Sasha membalas sapaan itu dengan senyum. "Oke, nanti gue naik. Ada kekacauan apa tadi?"

"Oh, banyak. Temen lo yang paling genit melakukan Dosa Besar dan hampir membuat—"

"Jer, daripada ngegosip, mending lo anter pesenan," perintah Dirga pada Jericho, meletakkan kopi yang baru saja dia siapkan di atas nampan. "Lo pesen apa, Sash?"

"Nggak ada, cuma pengin menyapa abang ganteng gue."

Dirga menyeringai. "Sash, tolong jangan menyatakan sesuatu yang sudah gue tau. Gue bosen dengernya."

"Untung lo abang gue. Kalau bukan, udah gue tonjok dari kapan tau." Sasha tertawa. "Omong-omong, lo dicariin Pak Tim."

"Ah, iya, gue berencana mampir, sebenernya. Besok deh, gue ke Lentera. Lo beneran nggak mesen?"

"Gue minta matcha latte aja. Yasmin udah pesen kue, kan?"

Dirga mengangguk. "Tolong temen lo dikondisikan. Hampir aja art gue kacau gara-gara dia."

"Lo tau sendiri Yasmin kayak gimana. Susah dibilangin," Sasha tertawa. "Gue naik dulu, ya."

"Omong-omong," ujar Dirga, menahan Sasha yang sudah hendak pergi, "temen lo ada yang mau kerja di sini, nggak? Gue lagi nyari orang, nih."

"Butuh orang yang kayak gimana?"

"Gue lagi butuh waiter buat weekday dan penyanyi buat weekend.

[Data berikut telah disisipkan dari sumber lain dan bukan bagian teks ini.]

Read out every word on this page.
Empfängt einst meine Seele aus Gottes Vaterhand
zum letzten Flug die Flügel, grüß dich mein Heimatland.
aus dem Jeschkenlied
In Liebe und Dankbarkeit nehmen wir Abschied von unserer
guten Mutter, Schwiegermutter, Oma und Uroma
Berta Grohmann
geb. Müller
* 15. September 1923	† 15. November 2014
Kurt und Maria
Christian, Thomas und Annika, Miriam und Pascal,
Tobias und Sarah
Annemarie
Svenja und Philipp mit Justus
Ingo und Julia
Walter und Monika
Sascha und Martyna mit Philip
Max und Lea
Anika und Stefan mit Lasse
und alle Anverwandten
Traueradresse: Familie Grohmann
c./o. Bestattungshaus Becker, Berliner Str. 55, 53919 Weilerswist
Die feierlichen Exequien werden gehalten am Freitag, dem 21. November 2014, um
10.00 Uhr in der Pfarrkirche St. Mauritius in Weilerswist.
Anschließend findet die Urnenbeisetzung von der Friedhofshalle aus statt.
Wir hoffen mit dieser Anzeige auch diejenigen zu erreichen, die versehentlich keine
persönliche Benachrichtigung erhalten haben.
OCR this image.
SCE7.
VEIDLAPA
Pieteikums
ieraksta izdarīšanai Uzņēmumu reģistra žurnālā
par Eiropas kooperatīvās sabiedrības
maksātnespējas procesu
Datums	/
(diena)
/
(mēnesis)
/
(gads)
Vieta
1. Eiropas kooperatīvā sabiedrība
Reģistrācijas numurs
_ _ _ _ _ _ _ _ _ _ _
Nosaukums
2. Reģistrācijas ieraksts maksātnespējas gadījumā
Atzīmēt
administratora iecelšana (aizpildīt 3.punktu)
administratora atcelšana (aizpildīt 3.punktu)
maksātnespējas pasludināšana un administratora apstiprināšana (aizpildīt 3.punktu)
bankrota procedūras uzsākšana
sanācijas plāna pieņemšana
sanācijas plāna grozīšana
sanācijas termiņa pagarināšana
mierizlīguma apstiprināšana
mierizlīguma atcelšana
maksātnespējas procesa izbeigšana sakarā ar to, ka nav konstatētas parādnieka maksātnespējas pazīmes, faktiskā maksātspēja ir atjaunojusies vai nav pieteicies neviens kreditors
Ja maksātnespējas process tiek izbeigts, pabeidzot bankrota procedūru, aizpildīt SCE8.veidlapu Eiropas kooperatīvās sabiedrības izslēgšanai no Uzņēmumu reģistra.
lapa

Jericho pengin pindah shift ke weekend aja, katanya sibuk kalau weekday. Sementara itu, gue juga lagi butuh orang buat ngisi panggung. Beberapa penyanyi yang dateng nggak sesuai sama kuping gue."

"Siap, Bang, nanti gue bantu."

Sasha lalu naik. Teman-temannya sudah ramai di atas. Yasmin, seperti biasa, mencerocos panjang lebar soal Dirga—rutinitasnya sepuluh menit pertama di Etimologi. Sasha bergabung, mendengarkan saja cerita Yasmin dan Naya sambil mencomot kue.

Matahari sudah hampir terbenam. Dari tempatnya duduk, Sasha bisa melihat cahaya matahari perlahan-lahan digantikan oleh terangnya lampu kota Jakarta. Hari ini benar-benar luar biasa—Sasha berhasil mendapatkan donasi untuk Lentera Damai dan, meski teramat sibuk, dia masih bisa bersosialisasi dengan teman-teman dekatnya.

Semesta memang baik. Sasha tidak pernah meragukan itu.